El teléfono rojo suena en Texas. Imágenes de inminente apocalipsis han irrumpido en las estepas desérticas del estado. Tan lejos del mundo y tan cerca del desastre. En los últimos días de la agotadora campaña que enfrenta a Hillary Clinton y Barak Obama, las guerras de Irak y Afganistán se han convertido en un arma arrojadiza para descalificar al rival y cuestionar su capacidad de liderazgo en tiempos de incertidumbre.

La guerra siempre ha sido el flanco más débil de los demócratas, más aún frente a un héroe condecorado, John McCain, el candidato republicano, más aún, cuando ninguno de los dos contendientes ha tenido experiencia militar. McCain lanzó la primera andanada al explotar el lapsus de Obama, durante el último debate televisivo, sobre la "posible" presencia de Al Qaeda en Irak. "Tengo noticias: Al Qaeda ya está en Irak y no permitiré que nos rendamos", ha repetido el candidato conservador desde entonces en cada uno de sus mítines.

Clinton retomó el ataque lanzando un anuncio apocalíptico. "Son las tres de la mañana y sus hijos están seguros y dormidos". Suena un teléfono y en la imagen siguiente aparece la candidata, gesto severo y gafas de leer, dispuesta a tomar las riendas del país en momentos de crisis. "Su voto decidirá quién contesta esta llamada".

Obama respondió enseguida con un anuncio similar y una conclusión diferente. "No creo que estas campañas funcionen", dijo el candidato. "Ya tuvimos un momento teléfono rojo. Ocurrió con la decisión de invadir Irak, y la senadora Clinton, el presidente Bush y el senador McCain dieron la respuesta errónea".
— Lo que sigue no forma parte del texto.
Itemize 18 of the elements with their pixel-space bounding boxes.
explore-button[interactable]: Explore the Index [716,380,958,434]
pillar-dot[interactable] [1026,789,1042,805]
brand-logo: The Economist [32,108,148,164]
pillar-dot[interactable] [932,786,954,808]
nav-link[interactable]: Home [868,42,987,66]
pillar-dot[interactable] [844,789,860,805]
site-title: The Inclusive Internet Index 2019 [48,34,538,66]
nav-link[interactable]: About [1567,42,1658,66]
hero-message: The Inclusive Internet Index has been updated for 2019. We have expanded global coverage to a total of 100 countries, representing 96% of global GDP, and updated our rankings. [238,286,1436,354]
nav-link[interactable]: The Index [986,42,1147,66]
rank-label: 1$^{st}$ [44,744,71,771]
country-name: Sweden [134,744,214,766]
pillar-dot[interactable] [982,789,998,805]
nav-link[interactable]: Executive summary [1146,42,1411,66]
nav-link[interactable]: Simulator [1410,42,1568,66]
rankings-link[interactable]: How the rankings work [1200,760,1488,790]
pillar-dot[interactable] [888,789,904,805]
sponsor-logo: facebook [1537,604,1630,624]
El precedente más famoso de este tipo de táctica se remonta a 1964 cuando el entonces presidente Lyndon Johnson usó la imagen de una niña desojando una margarita, cifras que se convertían en la cuenta atrás de un lanzamiento nuclear, para descalificar a su entonces rival Barry Goldwater. El anuncio sólo se emitió una vez por la polémica que despertó.

La guerra también es un factor importante para los latinos, una cuarta parte del electorado demócrata que votará en las primarias de mañana en Texas. "Más del 75% está en contra. Tienen familiares desplegados en Irak. Muchos prefieren a Obama porque ha dicho que se retirará más rápido", dice Lydia Camarillo, del South West Voters Registration and Education Fund, una organización de San Antonio que se ocupa de motivar al electorado hispano.

"Los militares escucharán a Clinton porque ya se ha ocupado de estos temas en el ejército", dice Román Peña, un veterano de Corea que estuvo esperando a la candidata durante más de dos horas en un mitin en el centro de la ciudad. "Además, su marido fue presidente, es una mujer de fuerza".